Нотт хмыкнул, но уголки его губ не предательски дрогнули в улыбке. Он подошёл ближе, опёрся о дверной косяк и лениво спросил:
— Ладно, ведьма, что будешь есть?

Элианора нехотя подняла взгляд, её глаза сверкнули раздражением:
— Кто сказал, что я вообще хочу есть?

— Я, — просто ответил Теодор, и его голос прозвучал так, будто спорить с этим было бессмысленно. — Тебе надо. Поэтому выбирай, пока я не выбрал что-то отвратительное сам.

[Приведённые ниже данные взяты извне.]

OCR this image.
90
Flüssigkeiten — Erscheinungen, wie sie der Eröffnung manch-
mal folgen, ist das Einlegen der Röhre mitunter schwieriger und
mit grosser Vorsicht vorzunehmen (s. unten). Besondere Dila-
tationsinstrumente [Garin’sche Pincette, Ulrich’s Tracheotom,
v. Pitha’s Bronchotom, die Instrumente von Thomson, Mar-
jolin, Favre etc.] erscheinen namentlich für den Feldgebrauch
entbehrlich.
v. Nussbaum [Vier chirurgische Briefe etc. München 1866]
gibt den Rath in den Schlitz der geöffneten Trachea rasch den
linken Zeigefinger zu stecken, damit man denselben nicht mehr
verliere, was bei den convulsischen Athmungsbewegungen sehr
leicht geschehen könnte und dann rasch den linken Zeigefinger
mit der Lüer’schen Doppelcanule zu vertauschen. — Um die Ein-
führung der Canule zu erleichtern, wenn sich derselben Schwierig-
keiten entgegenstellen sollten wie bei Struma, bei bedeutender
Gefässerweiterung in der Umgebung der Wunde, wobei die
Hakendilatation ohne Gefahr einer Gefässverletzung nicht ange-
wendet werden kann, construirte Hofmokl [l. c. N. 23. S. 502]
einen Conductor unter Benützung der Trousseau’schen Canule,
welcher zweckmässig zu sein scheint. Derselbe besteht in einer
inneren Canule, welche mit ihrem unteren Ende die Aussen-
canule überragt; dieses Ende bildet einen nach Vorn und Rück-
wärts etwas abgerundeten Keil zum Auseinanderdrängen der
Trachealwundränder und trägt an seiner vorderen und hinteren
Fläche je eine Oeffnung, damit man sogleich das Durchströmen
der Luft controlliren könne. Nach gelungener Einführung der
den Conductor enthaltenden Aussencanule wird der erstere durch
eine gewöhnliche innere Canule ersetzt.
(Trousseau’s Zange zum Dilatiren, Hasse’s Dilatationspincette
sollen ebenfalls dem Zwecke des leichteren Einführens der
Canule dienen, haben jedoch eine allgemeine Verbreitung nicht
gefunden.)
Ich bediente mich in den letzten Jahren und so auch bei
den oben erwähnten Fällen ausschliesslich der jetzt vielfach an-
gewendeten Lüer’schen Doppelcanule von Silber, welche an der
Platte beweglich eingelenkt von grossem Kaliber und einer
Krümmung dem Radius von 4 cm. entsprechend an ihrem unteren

Элианора тяжело вздохнула, качнула головой и устало опустила руки на колени, будто признавая своё бессилие.

Элианора наконец поднялась с пола, оттолкнувшись руками, и устало прошла к дивану. Она плюхнулась на мягкие подушки, запрокинула голову назад и закрыла глаза.

— Ты жесток, Нотт,— пробормотала она, даже не открывая век. — Заставляешь есть когда я не хочу.

Теодор, уже направлявшийся на кухню, бросил через плечо:
— Нет, я просто реалист. Если ты снова свалишься без сил, то в платье на бал мы тебя не потащим.

Элианора лениво приподняла брови, не открывая глаз:
— «Мы»?

Он открыл шкафчик, громко гремя посудой, и усмехнулся.

Элианора всё же не выдержала и слегка улыбнулась уголком губ.
— Удивительно... твоя забота звучит как угроза.

Теодор поставил кастрюлю на плиту и повернул голову в её сторону.
— А по-другому ты не поймёшь.

Он зажёг огонь, и в кухне раздалось знакомое потрескивание.

Элианора приподняла голову с подушки, глядя на него сквозь полуприкрытые веки. В её голосе звучала насмешка, смешанная с усталостью:

— Ты что, сам готовить будешь?

Теодор на секунду замер с половником в руке, бросил на неё ленивый, но дерзкий взгляд из-под ресниц и хмыкнул:

— А ты думала, эльф спустится с небес по первому моему щелчку?

Он ловко сдвинул рукав повыше, наклонился над плитой и принялся мешать содержимое кастрюли, будто делал это не впервой.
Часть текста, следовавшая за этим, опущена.